I lived on significantly less than your salary for years. Your attitude is not normal; you need to get professional help. I will keep repeating that until it sinks in.
When was this? And do you make that now?

How financially secure are your parents and how much did they subsidize your lifestyle? Do you have to worry about their homelessness?

I am not saying it is a starvation salary but it is definitely impossible to build a life to be certain.

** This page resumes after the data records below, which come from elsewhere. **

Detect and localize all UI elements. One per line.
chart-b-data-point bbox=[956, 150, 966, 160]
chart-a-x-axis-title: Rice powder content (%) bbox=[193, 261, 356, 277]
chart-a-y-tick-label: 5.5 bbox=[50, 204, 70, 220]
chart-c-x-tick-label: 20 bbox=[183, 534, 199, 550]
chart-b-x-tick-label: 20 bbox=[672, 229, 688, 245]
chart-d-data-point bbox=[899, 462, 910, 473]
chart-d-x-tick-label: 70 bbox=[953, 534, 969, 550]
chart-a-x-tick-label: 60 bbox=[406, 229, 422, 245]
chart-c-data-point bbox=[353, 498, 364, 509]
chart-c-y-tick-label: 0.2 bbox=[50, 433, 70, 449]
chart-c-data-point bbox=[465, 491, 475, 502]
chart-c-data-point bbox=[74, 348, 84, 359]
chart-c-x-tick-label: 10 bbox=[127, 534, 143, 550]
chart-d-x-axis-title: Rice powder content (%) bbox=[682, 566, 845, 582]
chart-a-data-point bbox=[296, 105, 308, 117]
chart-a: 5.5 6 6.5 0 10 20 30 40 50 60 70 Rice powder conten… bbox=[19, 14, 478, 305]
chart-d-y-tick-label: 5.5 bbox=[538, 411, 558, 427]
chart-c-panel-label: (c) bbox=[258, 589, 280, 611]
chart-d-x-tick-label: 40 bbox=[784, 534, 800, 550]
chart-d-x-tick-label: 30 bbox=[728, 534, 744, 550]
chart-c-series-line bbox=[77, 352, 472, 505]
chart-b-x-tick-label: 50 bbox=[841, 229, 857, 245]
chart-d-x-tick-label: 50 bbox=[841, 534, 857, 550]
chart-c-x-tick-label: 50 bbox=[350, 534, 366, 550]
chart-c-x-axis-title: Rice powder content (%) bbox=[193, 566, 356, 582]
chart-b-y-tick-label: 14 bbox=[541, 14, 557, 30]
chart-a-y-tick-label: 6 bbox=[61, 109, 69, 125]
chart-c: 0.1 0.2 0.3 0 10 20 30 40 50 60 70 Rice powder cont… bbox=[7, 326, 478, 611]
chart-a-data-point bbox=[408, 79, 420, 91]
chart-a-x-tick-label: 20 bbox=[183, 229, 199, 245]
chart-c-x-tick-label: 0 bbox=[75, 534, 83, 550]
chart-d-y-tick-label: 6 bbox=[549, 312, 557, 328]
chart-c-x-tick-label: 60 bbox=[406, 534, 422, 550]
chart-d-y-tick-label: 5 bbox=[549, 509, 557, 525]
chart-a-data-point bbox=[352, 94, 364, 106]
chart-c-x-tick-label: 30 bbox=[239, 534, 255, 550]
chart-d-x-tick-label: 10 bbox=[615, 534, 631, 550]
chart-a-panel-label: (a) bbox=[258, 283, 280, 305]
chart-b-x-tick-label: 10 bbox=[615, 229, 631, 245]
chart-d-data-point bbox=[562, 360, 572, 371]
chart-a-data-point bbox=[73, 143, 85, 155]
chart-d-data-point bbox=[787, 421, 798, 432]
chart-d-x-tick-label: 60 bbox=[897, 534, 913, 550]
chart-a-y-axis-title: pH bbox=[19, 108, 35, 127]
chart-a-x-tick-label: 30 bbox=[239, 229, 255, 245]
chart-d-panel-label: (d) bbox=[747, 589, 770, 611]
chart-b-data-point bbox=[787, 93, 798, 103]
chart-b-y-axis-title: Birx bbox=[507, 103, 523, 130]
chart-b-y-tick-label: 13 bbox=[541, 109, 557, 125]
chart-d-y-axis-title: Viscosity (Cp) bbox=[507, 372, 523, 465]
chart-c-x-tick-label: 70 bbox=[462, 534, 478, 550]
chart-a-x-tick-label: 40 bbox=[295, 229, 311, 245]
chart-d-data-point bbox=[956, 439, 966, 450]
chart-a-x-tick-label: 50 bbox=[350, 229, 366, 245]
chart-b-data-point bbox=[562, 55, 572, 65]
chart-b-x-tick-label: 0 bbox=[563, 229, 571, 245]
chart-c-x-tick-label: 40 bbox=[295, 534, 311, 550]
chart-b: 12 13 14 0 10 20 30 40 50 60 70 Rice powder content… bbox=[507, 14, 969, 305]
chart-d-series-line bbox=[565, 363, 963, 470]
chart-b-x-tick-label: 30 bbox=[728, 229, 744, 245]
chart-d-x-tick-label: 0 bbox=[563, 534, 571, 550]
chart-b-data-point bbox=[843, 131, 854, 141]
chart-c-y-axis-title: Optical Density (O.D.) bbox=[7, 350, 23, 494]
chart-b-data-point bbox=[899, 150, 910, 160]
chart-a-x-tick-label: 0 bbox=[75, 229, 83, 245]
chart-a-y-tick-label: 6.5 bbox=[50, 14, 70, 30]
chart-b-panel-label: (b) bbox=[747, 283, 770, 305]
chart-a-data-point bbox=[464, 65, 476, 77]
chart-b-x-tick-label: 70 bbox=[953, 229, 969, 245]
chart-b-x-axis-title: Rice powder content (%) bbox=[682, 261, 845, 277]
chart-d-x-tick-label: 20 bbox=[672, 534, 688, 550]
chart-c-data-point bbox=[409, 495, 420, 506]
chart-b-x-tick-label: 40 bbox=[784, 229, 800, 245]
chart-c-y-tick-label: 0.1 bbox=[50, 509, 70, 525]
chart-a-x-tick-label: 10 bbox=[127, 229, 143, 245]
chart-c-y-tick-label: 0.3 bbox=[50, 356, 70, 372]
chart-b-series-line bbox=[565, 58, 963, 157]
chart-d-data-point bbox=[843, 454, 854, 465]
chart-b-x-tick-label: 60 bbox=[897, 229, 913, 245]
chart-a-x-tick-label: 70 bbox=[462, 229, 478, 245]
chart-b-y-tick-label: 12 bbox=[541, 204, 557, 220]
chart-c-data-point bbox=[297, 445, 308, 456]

I don't mean any of what I say as an insult but it is a matter of fact and relevent to my decision making.
It was for a period of years after I graduated undergrad but before I applied to law school. I'm finishing up school this year, so practically speaking, I'm losing money through August. I did not have to worry about my parents, but they did not subsidize my "lifestyle," which mainly consisted of making rent and food money. There's absolutely no point in you knowing this information, but you seem to have deluded yourself into thinking that everyone telling you that this isn't a normal outlook is doing so because they live in the lap of luxury.

The vast majority of people in this country make less than six figures. They own homes, have children, take trips, and live relatively comfortable lives. There is something between abject poverty and making the kind of insane money that lawyers at big firms make.

Get into counseling.

Seriously? What are you waiting for?